La liste des pièces justificatives que l’ordonnateur
doit transmettre au comptable pour permettre le paiement des dépenses
publiques locales est périodiquement actualisée,
pour tenir compte de l’évolution de la réglementation
applicable aux collectivités. Le décret n°2007-450
du 25 mars 2007, qui procède à un tel toilettage,
allège également la charge de signature pour les
ordonnateurs locaux et favorise la dématérialisation
des échanges entre ces derniers et les comptables publics.
L’actualisation de la liste des
pièces justificatives (PJ)
des dépenses publiques locales
Aux termes des articles L.1617-3 et D.1617-19
du code général des collectivités territoriales
(CGCT), la liste des pièces justificatives à transmettre
au comptable pour lui permettre de procéder au paiement
des dépenses publiques locales est fixée par décret,
et elle figure en annexe I du CGCT.
Depuis la dernière mise à jour intervenue en 2003
(décret n°2003-301 du 2 avril 2003), le droit de la
commande publique a connu des évolutions sensibles, d’où
la nécessité de réactualiser le décret
"PJ" : en 2005 sont nés les contrats de partenariat,
en août 2006 a été publié un nouveau
code des marchés publics, tandis que le régime des
contrats dits complexes (baux emphytéotiques, concessions
d’aménagement, ventes en l’état futur
d’achèvement, etc.) connaissait également
des modifications législatives, réglementaires et
jurisprudentielles.
Par ailleurs, le nouveau décret PJ intègre les simplifications
de justification de dépenses résultant du décret
n°2007-23 du 5 janvier 2007 relatif aux frais de déplacement
des personnels des collectivités locales et de certains
établissements publics locaux. Enfin, le champ d’application
du décret est étendu aux établissements publics
de santé, aux établissements publics sociaux et
médico-sociaux et aux associations syndicales de propriétaires.
Les évolutions par rapport à la précédente
liste des PJ, proposées par un groupe de travail composé
des principales associations d’élus (Association
des maires de France, Assemblée des départements
de France et Association des régions de France) et des
ministères concernés (Finances, Intérieur,
Santé, Transports), ont été approuvées
par le Comité des finances locales le 6 février
dernier. La liste des PJ devant être le référentiel
commun de tous les acteurs de la chaîne de traitement de
la dépense publique (ordonnateurs, comptables et chambres
régionales des comptes), le texte a également été
soumis aux représentants des juridictions financières.
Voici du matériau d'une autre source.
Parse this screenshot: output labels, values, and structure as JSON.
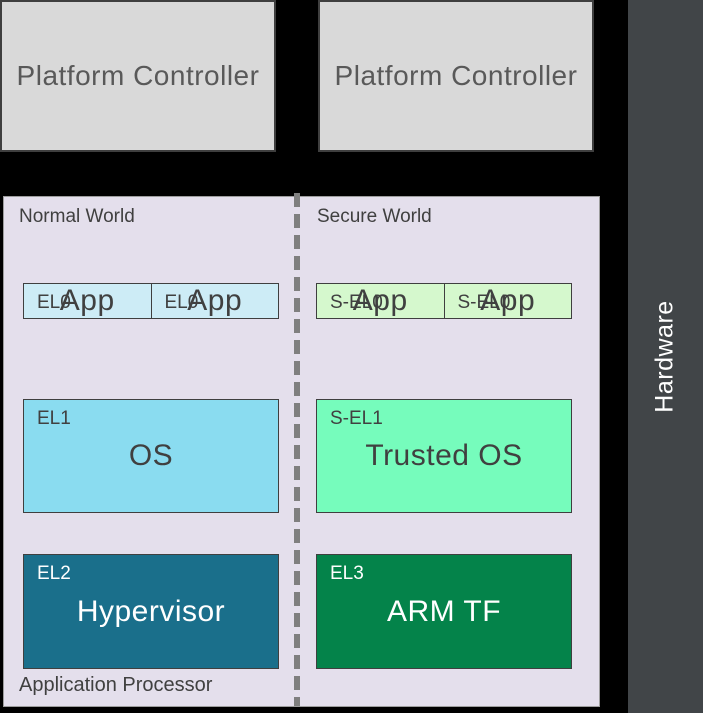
{
  "diagram": {
    "platform_controllers": [
      {
        "label": "Platform Controller"
      },
      {
        "label": "Platform Controller"
      }
    ],
    "hardware_label": "Hardware",
    "normal_world": {
      "label": "Normal World",
      "el0_boxes": [
        {
          "level": "EL0",
          "name": "App"
        },
        {
          "level": "EL0",
          "name": "App"
        }
      ],
      "el1": {
        "level": "EL1",
        "name": "OS"
      },
      "el2": {
        "level": "EL2",
        "name": "Hypervisor"
      }
    },
    "secure_world": {
      "label": "Secure World",
      "el0_boxes": [
        {
          "level": "S-EL0",
          "name": "App"
        },
        {
          "level": "S-EL0",
          "name": "App"
        }
      ],
      "el1": {
        "level": "S-EL1",
        "name": "Trusted OS"
      },
      "el3": {
        "level": "EL3",
        "name": "ARM TF"
      }
    },
    "application_processor_label": "Application Processor"
  },
  "colors": {
    "background": "#000000",
    "platform_controller_fill": "#d9d9d9",
    "platform_controller_text": "#595959",
    "hardware_fill": "#414548",
    "panel_fill": "#e4dfec",
    "el0_fill": "#cdecf6",
    "el1_fill": "#8adcf0",
    "el2_fill": "#1a6f8b",
    "sel0_fill": "#d5f8cd",
    "sel1_fill": "#76fcbc",
    "el3_fill": "#04834a",
    "divider": "#7f7f7f",
    "box_border": "#3f3f3f",
    "text_dark": "#404040",
    "text_light": "#ffffff"
  }
}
Les nouvelles dispositions seront prochainement commentées
par une instruction de la direction générale de
la Comptabilité publique.
L’allègement de la charge
de signature pour les élus
et les autres ordonnateurs locaux
L’actualisation 2003 du décret
PJ comportait une importante mesure de simplification des procédures
d’ordonnancement des recettes et dépenses publiques
locales : depuis lors, la certification globale du service fait
s’effectue sur le bordereau de mandat, et non plus sur chaque
mandat. Dans le prolongement direct de cette mesure, le décret
de 2007 permet que la signature du bordereau de mandat (ou de
titre) par l’ordonnateur emporte certification du caractère
exécutoire des pièces justificatives de dépense
(ou de recette). Ceci dispense désormais l’ordonnateur
de signer chaque pièce justificative jointe au mandat.
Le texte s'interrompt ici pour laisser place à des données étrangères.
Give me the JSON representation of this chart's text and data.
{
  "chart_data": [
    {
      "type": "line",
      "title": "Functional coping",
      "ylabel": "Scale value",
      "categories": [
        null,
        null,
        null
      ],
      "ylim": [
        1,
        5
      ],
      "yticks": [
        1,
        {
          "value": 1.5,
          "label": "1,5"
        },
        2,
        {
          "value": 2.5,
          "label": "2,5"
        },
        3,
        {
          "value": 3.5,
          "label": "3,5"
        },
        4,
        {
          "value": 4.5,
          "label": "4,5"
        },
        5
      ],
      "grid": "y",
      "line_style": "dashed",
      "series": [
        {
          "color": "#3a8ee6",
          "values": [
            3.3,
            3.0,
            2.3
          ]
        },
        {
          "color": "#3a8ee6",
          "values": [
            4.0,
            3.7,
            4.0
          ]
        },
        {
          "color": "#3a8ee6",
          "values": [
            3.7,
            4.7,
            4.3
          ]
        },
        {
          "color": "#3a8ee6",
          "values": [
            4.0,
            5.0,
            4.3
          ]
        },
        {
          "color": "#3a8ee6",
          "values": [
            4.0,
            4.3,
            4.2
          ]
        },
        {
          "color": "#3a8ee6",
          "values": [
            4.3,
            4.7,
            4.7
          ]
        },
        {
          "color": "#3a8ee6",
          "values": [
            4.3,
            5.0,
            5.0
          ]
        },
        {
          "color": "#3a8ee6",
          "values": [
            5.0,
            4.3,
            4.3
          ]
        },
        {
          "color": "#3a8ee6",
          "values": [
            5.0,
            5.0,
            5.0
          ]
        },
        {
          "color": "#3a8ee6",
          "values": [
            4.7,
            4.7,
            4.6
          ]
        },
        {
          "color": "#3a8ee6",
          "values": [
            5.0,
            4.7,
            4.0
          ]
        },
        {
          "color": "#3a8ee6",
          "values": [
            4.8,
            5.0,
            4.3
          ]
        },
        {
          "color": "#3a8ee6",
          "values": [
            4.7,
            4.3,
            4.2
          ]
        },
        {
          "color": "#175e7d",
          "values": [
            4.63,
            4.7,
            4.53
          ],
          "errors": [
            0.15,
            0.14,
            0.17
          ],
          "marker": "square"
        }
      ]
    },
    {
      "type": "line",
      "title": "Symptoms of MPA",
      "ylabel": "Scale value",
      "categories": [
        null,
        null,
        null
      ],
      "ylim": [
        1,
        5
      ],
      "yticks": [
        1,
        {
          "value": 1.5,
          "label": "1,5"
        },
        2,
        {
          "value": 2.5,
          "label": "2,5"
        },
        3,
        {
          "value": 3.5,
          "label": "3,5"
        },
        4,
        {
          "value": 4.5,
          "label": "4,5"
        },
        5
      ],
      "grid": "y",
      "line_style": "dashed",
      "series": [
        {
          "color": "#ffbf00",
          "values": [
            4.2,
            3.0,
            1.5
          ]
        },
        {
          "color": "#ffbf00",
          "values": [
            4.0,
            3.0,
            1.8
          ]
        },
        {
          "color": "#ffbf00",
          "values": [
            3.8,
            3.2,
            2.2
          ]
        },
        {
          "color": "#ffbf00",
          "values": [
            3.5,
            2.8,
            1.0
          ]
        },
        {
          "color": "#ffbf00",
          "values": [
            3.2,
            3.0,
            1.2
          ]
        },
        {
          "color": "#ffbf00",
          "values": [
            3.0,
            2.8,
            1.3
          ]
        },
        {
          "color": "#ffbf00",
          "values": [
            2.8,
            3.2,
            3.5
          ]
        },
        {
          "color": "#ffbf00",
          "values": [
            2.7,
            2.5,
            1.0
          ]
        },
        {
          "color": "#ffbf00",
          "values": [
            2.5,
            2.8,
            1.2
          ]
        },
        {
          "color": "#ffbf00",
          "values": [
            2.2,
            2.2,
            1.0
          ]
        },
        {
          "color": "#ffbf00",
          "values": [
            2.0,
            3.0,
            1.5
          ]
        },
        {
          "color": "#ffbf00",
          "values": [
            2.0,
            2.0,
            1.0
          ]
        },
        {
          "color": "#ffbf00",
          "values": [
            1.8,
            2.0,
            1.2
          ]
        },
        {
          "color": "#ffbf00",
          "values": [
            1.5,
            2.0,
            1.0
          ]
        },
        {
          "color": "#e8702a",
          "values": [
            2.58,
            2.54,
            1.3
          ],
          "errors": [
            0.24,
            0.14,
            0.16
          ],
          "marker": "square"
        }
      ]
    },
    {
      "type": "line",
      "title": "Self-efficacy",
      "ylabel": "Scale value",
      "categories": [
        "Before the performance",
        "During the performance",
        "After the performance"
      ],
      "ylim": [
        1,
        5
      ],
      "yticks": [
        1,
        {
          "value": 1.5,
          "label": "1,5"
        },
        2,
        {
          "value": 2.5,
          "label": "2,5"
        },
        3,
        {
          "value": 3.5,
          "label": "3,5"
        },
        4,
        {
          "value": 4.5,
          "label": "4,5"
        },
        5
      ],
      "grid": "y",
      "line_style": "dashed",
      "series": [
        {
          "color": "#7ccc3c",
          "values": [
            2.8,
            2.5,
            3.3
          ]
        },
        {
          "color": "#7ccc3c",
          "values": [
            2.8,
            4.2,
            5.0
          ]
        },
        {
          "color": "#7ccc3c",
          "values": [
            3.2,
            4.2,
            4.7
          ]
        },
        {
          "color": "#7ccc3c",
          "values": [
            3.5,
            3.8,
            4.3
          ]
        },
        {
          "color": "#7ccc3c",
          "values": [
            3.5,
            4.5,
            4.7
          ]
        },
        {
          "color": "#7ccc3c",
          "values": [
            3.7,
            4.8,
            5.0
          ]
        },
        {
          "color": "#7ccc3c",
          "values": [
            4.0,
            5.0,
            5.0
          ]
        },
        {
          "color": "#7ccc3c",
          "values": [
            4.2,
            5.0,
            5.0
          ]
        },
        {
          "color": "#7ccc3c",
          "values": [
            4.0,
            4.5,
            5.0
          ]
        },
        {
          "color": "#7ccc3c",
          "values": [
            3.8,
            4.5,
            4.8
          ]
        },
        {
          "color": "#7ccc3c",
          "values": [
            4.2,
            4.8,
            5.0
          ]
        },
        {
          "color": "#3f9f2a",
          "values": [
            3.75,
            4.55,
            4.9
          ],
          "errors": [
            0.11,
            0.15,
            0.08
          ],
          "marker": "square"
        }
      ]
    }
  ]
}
Cette disposition est inscrite au nouvel article D.1617-23 du
CGCT.
La mise en place d’un environnement
juridique favorable
à la dématérialisation des échanges
entre ordonnateur et comptable
Depuis la signature de la "Charte
nationale de dématérialisation des échanges
de documents papier dans le secteur public local" intervenue
le 7 décembre 2004, les chantiers de dématérialisation
des échanges de pièces entre ordonnateurs et comptables
locaux se sont multipliés. Le nouvel article D.1617-23
du CGCT, introduit par le décret n°2007-450 du 25 mars
2007, donne désormais une base juridique solide à
ces échanges dématérialisés. Afin
d’assurer une égalité de traitement des ordonnateurs,
libres de transmettre les PJ sur support papier ou de façon
dématérialisée, une portée juridique
identique est conférée à la signature manuscrite
et à la signature électronique de l’ordonnateur.
Un arrêté du ministre délégué
au Budget, élaboré également en concertation
avec les associations d’élus et à paraître
prochainement, définira les modalités pratiques
d’application de ces principes généraux.